Beyond his humaneness and scholarly achievements, Leslie embodies a range of qualities that have either endeared him to, or distanced him from, those who know him: persistence, generosity, humour, adamance, vulnerability, brilliance, wisdom, defiance, vigour, and a willingness to embrace the new and never-been-done. His eclectic reading habits enrich conversations that would, from time to time, include references to You Magazine, blending the serious and whimsical in ways that only Leslie can. As supervisees, mentees, colleagues, or friends, we have all gathered around that kitchen table for meaningful discussions, and have left feeling valued and heard, even amid the half-dozen other appointments Leslie had that day. A bit later in the week, perhaps having gone out for milk, you realise how intently he focussed on you, and how he guided you through complex arguments while gently steering you away from potential pitfalls.

Leslie’s mentorship is a delicate balance of support and autonomy, of calm disagreement with your ideas while steeling you for bold risk taking. His belief in others’ potential has encouraged the development of numerous individuals into authentic practitioners and rigorous academics. His inimitable legacy, both personal and in print, will continue to invigorate the work of colleagues and inspire future scholars for generations to come. Beyond advancing academic discourse, his influence extends into the personal and professional journeys of many. Beyond his research output and pioneering ideas, Leslie is in the lives he has touched, minds he has inspired, and the enduring academic community he has helped to shape.

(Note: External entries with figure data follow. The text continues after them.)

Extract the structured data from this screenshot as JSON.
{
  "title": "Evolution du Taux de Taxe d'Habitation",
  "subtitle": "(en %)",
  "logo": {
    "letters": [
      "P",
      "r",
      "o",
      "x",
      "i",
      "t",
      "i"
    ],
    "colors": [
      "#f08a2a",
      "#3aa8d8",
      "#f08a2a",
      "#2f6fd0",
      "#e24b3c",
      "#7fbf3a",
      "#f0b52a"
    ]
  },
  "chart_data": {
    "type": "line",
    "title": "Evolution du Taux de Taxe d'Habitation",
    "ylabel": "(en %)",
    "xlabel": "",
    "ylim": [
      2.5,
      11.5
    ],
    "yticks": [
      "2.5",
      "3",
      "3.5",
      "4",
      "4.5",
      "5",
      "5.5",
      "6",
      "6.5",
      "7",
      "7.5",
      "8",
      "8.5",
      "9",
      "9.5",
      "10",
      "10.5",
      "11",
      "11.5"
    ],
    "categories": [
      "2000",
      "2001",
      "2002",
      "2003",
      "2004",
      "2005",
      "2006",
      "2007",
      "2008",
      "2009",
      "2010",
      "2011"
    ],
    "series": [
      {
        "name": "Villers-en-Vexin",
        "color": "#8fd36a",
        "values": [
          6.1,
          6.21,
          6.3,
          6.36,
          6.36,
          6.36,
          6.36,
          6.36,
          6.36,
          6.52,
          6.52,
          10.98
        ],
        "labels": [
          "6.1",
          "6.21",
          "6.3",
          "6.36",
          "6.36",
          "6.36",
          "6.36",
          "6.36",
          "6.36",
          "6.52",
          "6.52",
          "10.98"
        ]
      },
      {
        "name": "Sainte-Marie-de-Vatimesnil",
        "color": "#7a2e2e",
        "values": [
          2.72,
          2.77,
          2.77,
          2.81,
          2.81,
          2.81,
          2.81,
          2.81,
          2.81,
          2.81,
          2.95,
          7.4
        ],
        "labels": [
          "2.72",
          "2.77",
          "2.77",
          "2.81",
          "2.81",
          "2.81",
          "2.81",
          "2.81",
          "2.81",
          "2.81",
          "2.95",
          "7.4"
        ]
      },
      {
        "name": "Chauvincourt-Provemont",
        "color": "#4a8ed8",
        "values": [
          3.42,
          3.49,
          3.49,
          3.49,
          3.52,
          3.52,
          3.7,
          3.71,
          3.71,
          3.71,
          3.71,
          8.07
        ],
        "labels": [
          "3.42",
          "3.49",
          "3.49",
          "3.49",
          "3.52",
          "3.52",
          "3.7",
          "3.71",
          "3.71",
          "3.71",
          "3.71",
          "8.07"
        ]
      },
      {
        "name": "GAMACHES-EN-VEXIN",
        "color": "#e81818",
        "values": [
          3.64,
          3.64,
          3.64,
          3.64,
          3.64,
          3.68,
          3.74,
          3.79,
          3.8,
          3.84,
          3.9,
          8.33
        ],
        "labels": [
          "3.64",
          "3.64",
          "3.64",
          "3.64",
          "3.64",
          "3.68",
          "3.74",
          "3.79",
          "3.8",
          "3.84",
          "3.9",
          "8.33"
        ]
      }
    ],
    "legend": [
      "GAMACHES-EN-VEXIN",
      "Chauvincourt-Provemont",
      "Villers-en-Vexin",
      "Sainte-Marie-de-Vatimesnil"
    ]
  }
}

As we celebrate his incredible contributions, let us wish him health, rest (in whatever form it may come), contentment, and peace, and let us do so with care.

Acknowledgements

I would like to acknowledge Rose Cloete and Stephan Lourens for their proofreading time and effort. Their suggestions and comments taken up during the writing of this community article were invaluable. I hope I gave them due care. Thank you to the editor and reviewers for their helpful comments that much improved the manuscript.

Competing interests

The author declares that they have no financial or personal relationships that may have inappropriately influenced them in writing this article.

Author’s contribution

C.C. is the sole author of this research article.

Funding information

This research received no specific grant from any funding agency in the public, commercial, or not-for-profit sectors.

Data availability

Data sharing is not applicable to this article as no new data were created or analysed in this study.

Disclaimer

The views and opinions expressed in this article are those of the author and are the product of professional research. It does not necessarily reflect the official policy or position of any affiliated institution, funder, agency, or that of the publisher. The author is responsible for this article’s results, findings, and content.